Colombia troops violated Ecuadorean sovereignty to carry out the bombing raid, but killed the FARCs top commander, "Raul Reyes", and seized his corpse and three computers.
They allegedly contain proof that Mr Chavez gave the FARC $300 million and was exploring the possibilities of supplying them with weapons.
Hawks in Washington have already called for Venezuela to be added to the list of nations that sponsor terrorism, on which Mr Chavez's close allies Cuba and Iran lurk. . . . Officially accusing Mr Chavez of supporting the FARC could involve applying economic sanctions, including a ban on dealing with Venezuelan companies, as is the case with Cuba. . . .
Mr Chavez comments are just the latest in a series of setback that have the FARC reeling and put them in their most vulnerable position in 44 years of fighting.
Chavez further validates this blogger's long-held view that the US and its allies release as much raw battlefield intelligence as possible to the public, in order to expose their enemies, turn the propaganda tide, and put the bad guys on the defensive. As much for the Islamist enemy as for the FARC and others. I argued this last year in Fighting the War of Ideas like a Real War.
Such an information warfare tactic helps the good guys win while saving lives and shortening the conflict.

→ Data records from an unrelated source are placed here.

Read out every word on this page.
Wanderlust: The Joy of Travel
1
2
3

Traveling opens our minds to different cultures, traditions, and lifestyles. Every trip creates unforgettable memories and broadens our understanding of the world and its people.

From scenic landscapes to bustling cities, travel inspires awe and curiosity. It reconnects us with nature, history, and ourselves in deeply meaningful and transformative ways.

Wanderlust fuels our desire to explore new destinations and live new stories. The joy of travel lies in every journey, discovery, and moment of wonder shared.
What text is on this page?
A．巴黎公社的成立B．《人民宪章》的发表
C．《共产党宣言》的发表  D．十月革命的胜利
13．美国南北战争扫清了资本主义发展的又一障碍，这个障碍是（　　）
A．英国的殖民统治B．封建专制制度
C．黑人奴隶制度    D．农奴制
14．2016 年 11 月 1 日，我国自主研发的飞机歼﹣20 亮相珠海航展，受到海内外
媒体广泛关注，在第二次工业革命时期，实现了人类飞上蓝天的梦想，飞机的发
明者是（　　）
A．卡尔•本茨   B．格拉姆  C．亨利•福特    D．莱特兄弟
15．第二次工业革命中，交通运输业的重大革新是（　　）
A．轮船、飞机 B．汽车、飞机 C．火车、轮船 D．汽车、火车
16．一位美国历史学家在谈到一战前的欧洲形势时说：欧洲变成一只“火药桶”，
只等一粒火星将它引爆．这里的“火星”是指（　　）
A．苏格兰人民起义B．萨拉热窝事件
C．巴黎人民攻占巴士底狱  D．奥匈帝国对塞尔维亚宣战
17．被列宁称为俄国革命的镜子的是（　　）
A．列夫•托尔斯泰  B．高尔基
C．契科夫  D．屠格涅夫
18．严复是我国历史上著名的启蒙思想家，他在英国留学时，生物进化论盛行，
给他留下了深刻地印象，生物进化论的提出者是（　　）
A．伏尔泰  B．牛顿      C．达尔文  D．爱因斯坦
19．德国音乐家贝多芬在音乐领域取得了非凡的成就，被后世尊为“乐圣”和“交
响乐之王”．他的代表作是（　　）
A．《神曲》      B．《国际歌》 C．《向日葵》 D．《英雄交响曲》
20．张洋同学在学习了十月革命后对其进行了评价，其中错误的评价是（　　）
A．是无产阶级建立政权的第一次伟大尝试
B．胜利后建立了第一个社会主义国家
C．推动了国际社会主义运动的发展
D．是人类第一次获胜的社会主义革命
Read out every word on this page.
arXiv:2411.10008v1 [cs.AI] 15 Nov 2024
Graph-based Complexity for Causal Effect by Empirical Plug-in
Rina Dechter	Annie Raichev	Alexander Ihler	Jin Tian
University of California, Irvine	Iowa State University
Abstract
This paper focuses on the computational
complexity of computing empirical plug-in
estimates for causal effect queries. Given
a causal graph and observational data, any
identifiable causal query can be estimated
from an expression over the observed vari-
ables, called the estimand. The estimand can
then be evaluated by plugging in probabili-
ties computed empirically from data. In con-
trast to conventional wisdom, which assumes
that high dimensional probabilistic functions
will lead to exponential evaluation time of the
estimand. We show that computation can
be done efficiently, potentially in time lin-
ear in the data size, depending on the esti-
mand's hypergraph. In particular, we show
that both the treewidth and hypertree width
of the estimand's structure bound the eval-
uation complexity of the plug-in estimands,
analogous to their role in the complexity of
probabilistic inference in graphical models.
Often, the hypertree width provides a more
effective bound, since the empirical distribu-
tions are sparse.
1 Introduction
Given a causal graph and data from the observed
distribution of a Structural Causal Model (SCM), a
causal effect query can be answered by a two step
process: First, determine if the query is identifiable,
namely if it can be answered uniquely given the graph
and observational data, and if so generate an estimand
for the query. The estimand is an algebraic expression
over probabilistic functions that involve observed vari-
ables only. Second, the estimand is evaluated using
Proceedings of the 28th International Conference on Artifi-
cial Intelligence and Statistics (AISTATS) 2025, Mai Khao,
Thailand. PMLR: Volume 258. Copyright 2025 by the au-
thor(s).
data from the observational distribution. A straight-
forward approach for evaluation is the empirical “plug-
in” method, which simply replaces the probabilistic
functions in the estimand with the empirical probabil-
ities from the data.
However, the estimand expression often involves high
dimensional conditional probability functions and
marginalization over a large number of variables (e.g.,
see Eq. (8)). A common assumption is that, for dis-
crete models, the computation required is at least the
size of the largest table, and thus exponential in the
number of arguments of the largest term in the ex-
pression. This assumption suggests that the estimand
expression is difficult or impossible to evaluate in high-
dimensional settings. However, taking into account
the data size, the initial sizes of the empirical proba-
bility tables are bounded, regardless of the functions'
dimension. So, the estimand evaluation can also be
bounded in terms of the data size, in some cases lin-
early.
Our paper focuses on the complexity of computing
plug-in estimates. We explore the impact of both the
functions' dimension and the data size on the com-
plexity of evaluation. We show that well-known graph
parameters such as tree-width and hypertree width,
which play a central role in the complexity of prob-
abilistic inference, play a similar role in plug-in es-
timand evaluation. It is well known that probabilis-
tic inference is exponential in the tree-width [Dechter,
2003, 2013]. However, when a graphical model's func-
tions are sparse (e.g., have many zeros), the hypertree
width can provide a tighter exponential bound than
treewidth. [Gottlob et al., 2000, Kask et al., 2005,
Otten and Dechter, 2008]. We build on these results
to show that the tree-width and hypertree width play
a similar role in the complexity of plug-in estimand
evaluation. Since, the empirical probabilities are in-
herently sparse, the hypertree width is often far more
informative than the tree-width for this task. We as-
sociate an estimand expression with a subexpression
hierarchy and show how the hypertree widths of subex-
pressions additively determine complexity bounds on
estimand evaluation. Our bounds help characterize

Only a fool would think that Chavez will actually cut off the FARC completely. For now, that's almost beside the point; we must assume he will continue and we must continue to expose him. What our side must do now, though, is to pocket a pivotal political victory and drive that psychological stake through the hearts of the FARC and its ideological supporters around the world: Hugo Chavez has abandoned them, sold them out, and called them a threat to the progressive movement. The FARC is shaken. It's time to break the organization's will to fight, and then break its will to become a political force.